Depending on several factors — such as the medium to long-term impact of COVID-19, as well as the speed at which governments adopt clean energy policies — global demand for oil should peak sometime between the early 2020s and early 2030s.

Combined with the COVID-19 pandemic and government policies to reduce our dependence on non-renewable energy, the growing environmental movement that swept across the globe before the coronavirus may shift private investments away from oil and gas toward emerging clean energy technologies.

Indeed, international climate protests and long-lasting pipeline blockades are not good for business.

This is not to say that the Conservatives are doomed in the near future; in 2019, the energy sector directly employed nearly 300,000 people and indirectly supported over 550,000 jobs, (including jobs in renewables). If, however, investment in Canada’s oil and gas sector continues to decline — as it has since the end of the commodity boom in 2014 — the number of Canadians with a vested interest in the energy sector may decline with it.

Barring the possibility that current forecasts of the oil sector’s future are completely off base, the Conservative party will be forced to rebuild its brand.

Unfortunately for the Conservatives, it doesn’t appear as though they’ll be able to win by casting themselves as the party of fiscal discipline or the most competent managers of the economy.

Despite Conservative finance critic Pierre Poilievre’s efforts to cast the Liberals as profligate and incompetent managers of the economy, he seems to be swimming against the current.

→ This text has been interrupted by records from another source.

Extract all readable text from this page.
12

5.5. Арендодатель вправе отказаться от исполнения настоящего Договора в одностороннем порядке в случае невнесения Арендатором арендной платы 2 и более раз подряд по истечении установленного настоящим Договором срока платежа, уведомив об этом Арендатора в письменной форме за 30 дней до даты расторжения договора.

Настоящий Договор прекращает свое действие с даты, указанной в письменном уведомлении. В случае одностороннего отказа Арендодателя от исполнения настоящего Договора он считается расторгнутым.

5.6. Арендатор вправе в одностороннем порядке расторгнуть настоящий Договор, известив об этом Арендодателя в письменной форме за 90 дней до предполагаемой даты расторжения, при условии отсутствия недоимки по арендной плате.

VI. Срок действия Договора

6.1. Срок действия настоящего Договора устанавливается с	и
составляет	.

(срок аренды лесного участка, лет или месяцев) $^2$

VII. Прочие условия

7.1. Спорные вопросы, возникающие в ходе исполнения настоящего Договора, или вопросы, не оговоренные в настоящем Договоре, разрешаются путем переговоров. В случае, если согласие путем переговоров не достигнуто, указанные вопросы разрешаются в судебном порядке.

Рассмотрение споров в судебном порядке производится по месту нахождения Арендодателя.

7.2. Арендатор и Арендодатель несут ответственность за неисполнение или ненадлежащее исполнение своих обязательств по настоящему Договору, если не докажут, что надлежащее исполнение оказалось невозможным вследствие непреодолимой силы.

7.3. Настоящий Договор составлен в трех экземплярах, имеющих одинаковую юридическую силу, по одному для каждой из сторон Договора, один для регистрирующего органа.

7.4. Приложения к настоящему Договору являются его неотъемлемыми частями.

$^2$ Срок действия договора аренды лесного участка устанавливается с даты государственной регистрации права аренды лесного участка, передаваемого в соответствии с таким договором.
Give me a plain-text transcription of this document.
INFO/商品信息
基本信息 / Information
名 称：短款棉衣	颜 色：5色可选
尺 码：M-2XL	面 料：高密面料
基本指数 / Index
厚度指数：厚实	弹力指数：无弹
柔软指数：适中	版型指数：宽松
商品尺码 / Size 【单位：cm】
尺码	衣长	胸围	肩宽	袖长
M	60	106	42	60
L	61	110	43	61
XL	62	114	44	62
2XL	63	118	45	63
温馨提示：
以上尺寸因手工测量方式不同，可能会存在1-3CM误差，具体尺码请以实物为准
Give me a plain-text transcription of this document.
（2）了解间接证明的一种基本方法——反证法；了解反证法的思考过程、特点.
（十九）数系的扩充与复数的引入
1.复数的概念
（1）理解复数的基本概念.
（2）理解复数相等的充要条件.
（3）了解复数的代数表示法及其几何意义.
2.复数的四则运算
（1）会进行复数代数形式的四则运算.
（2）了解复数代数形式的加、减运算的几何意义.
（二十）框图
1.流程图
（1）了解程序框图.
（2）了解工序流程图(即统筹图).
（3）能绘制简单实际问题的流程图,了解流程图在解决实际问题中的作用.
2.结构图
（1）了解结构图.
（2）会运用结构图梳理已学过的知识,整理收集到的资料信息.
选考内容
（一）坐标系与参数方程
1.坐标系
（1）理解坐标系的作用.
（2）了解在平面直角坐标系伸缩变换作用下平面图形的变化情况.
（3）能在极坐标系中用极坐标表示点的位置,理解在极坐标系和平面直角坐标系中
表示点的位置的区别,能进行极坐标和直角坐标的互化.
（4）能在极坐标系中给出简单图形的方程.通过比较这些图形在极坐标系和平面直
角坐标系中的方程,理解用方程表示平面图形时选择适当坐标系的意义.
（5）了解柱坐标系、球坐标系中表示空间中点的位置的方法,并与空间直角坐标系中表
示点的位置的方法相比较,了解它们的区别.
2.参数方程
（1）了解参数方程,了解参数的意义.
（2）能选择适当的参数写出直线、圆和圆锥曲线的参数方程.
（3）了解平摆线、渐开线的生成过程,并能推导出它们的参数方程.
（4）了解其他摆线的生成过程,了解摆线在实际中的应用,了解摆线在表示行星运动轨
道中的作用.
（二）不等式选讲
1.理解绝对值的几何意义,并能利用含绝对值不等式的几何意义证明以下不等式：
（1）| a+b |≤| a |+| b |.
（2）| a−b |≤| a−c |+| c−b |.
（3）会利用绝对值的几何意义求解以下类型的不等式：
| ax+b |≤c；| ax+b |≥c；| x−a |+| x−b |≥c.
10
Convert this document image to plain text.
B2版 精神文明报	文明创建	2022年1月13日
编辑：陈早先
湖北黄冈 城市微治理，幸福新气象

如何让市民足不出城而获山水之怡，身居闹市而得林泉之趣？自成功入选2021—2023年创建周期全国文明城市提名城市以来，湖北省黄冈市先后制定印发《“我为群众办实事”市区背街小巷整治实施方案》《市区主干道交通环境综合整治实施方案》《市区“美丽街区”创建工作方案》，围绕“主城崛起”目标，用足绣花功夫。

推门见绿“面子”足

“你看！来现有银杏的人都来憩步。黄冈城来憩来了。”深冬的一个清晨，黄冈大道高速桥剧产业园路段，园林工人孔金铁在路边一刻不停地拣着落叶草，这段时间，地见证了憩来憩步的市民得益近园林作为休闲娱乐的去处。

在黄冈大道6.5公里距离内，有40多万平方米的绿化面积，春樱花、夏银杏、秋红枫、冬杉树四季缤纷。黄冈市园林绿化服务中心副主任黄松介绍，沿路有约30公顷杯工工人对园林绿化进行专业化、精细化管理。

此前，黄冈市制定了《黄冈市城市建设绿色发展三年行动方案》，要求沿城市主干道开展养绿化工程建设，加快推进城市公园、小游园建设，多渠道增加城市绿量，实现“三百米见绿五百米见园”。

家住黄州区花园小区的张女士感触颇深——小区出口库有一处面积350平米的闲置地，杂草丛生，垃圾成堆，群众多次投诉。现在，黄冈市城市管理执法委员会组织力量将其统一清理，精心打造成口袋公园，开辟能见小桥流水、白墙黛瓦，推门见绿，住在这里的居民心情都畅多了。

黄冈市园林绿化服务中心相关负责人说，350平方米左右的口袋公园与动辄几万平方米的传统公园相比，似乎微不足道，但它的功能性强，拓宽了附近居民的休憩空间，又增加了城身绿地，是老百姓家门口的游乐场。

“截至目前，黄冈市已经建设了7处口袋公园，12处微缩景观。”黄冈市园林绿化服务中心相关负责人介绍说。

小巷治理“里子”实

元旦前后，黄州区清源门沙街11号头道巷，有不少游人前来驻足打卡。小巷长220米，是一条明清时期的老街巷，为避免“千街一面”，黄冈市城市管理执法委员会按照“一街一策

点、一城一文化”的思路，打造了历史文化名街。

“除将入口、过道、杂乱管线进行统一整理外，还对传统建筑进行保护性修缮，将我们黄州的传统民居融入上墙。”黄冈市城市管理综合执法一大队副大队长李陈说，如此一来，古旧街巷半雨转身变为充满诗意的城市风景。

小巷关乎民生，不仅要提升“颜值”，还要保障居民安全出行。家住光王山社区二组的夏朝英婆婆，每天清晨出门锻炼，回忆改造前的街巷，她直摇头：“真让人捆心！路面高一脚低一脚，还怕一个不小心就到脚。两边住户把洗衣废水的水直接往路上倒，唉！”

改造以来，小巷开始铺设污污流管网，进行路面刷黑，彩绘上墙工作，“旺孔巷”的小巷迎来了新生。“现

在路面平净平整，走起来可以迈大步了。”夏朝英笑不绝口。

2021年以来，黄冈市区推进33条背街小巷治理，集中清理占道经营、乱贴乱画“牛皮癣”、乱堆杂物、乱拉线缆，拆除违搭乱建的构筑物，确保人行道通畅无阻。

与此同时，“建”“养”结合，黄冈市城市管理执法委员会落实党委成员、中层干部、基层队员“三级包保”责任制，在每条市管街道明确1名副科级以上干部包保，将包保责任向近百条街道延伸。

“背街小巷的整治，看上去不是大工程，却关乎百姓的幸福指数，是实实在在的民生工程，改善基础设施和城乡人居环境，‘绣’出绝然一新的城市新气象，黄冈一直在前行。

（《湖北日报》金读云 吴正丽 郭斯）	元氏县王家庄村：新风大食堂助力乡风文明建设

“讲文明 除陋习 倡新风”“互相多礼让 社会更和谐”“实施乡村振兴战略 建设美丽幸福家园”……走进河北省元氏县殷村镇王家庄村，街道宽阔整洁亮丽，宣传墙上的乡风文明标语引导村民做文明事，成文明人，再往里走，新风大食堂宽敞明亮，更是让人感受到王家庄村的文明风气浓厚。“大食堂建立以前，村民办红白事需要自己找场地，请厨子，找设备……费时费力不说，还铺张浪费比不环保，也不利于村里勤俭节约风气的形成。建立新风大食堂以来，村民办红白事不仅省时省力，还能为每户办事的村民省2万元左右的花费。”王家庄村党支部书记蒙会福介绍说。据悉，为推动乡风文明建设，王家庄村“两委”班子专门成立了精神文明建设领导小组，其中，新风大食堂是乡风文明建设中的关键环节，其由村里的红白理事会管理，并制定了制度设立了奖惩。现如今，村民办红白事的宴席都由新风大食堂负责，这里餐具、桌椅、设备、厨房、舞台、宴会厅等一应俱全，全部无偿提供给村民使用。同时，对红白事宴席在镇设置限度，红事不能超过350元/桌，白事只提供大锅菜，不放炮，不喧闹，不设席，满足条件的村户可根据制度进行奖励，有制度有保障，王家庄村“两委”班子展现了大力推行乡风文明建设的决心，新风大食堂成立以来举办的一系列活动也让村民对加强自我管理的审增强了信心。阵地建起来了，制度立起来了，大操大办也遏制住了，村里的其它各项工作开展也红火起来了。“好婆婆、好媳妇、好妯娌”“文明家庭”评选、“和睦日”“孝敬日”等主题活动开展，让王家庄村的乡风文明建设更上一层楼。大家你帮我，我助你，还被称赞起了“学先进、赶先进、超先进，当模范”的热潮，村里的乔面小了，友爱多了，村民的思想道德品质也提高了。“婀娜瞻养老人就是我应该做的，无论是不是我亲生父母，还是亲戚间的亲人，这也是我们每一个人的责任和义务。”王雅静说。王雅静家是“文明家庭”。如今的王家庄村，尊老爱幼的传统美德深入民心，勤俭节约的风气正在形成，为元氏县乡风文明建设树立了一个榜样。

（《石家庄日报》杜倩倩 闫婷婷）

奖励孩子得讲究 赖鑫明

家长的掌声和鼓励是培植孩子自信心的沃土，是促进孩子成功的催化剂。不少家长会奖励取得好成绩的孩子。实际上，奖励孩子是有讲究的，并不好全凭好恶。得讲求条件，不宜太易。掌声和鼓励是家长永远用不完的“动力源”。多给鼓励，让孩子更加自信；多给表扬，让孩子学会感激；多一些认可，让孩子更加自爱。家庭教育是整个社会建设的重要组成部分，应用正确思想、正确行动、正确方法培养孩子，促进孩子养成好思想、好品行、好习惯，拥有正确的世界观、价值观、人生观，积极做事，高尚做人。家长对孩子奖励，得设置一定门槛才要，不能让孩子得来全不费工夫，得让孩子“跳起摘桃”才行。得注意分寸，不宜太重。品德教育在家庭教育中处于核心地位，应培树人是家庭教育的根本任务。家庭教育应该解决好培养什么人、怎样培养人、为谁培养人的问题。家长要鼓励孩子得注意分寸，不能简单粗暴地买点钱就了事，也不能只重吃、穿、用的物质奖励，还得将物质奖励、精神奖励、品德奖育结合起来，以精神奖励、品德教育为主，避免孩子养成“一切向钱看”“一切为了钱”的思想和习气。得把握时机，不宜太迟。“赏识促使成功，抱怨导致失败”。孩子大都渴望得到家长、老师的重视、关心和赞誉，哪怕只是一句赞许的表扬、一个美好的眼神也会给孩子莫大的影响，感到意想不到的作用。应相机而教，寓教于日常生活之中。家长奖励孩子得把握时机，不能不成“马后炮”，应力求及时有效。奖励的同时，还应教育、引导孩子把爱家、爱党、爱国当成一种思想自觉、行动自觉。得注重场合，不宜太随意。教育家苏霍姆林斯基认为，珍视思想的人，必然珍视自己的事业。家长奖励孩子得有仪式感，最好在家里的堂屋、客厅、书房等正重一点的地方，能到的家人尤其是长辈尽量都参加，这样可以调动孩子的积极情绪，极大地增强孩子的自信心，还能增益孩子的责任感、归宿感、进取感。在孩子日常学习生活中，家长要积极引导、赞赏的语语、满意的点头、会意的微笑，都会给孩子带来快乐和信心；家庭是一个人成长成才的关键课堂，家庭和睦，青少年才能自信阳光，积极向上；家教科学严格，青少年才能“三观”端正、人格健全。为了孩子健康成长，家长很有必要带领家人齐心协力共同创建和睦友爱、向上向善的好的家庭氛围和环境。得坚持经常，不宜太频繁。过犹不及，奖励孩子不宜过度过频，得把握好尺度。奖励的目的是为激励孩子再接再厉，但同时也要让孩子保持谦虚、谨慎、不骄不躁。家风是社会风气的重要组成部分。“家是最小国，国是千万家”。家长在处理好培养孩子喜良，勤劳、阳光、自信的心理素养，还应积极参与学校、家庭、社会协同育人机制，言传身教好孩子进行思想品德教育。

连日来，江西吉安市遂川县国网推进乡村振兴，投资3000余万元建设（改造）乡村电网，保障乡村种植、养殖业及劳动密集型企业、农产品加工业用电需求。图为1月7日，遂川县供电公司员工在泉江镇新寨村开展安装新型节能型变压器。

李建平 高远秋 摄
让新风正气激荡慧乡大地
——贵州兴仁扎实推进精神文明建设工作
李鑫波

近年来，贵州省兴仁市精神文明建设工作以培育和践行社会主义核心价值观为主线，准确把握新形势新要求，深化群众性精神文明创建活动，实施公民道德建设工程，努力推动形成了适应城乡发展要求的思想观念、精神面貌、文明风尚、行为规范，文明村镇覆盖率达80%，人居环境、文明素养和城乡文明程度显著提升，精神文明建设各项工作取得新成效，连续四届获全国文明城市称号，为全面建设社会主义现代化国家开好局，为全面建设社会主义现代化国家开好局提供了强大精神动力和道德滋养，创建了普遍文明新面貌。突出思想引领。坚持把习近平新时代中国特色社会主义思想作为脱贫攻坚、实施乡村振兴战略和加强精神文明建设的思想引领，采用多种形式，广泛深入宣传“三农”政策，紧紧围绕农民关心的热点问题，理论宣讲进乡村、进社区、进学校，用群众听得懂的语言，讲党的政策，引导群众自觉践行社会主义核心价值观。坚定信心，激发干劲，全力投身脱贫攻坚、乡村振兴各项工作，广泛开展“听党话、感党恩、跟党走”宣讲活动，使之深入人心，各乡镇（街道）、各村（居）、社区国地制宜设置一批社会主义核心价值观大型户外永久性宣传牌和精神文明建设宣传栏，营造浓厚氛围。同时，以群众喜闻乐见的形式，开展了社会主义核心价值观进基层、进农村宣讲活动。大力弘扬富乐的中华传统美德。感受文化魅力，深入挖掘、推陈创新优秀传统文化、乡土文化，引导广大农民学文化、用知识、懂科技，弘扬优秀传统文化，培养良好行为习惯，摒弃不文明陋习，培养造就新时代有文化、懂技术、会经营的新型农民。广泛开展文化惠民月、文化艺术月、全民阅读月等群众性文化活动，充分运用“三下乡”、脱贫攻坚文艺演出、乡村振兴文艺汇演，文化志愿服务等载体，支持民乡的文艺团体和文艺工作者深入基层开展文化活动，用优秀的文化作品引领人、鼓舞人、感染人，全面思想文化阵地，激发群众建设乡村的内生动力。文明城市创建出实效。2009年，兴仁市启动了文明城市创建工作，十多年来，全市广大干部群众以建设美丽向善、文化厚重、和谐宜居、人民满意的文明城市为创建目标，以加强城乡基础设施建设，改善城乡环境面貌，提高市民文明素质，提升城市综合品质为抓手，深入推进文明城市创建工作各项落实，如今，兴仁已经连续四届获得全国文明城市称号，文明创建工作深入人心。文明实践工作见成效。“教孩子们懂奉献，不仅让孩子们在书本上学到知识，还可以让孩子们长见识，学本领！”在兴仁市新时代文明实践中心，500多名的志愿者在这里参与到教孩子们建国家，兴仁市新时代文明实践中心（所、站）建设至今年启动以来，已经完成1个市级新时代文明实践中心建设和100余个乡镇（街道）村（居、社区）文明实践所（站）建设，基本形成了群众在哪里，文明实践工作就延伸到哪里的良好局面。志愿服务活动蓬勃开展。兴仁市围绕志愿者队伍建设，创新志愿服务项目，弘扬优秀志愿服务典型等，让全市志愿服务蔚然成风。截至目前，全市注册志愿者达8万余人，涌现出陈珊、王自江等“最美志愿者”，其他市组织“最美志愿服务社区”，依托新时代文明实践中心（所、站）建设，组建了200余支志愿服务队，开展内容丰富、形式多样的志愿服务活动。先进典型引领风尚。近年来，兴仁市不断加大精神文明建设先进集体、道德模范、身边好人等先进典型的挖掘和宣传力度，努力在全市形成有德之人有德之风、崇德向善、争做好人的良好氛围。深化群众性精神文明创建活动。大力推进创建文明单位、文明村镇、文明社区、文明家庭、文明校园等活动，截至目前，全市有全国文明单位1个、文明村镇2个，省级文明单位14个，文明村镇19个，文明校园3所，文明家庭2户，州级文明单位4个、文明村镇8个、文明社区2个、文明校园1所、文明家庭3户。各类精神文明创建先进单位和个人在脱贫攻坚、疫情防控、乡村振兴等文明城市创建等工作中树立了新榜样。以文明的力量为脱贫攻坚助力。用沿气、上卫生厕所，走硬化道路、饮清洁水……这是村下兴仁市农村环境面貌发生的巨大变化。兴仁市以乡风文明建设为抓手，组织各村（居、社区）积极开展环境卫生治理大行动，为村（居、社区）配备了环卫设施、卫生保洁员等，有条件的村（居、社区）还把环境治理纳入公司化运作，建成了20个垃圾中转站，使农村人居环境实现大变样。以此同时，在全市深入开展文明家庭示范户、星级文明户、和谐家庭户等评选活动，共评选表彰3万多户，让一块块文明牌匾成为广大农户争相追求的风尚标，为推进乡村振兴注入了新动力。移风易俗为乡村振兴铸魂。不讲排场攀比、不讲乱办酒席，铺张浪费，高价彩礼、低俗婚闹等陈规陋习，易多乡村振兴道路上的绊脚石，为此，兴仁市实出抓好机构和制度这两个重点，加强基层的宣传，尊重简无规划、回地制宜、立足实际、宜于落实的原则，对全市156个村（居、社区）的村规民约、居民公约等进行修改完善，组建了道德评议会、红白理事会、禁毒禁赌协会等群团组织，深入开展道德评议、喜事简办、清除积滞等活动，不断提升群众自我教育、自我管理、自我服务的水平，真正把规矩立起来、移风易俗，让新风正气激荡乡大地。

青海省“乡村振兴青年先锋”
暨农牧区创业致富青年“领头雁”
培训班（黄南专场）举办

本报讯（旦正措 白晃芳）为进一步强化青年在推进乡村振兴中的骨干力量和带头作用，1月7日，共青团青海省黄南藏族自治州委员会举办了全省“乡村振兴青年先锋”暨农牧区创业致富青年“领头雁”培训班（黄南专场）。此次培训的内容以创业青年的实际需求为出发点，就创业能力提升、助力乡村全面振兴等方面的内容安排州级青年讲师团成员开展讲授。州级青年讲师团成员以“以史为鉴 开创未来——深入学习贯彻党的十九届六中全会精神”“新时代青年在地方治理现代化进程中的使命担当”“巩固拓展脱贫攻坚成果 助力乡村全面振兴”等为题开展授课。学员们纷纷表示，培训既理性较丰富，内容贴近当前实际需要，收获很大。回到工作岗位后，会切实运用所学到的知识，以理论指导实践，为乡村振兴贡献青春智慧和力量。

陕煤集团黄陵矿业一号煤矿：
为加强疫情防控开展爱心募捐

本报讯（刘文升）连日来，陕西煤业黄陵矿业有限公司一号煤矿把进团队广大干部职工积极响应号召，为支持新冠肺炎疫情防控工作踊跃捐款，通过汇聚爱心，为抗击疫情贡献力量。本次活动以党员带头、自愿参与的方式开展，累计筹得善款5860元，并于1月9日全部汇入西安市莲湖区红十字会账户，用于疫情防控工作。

In the midst of historically low interest rates — along with indications that they will not be rising anytime soon — economists and central bankers continue to urge governments not to worry about deficit spending to stimulate the economy.

In fact, the very people known to be most concerned about public finances are telling politicians that, in the words of U.S. Federal Reserve chairman Jerome Powell, governments should err on the side of providing too much fiscal support rather than too little.

Though it may be time for the Conservative party to rethink its brand, it’s far from clear what it should be.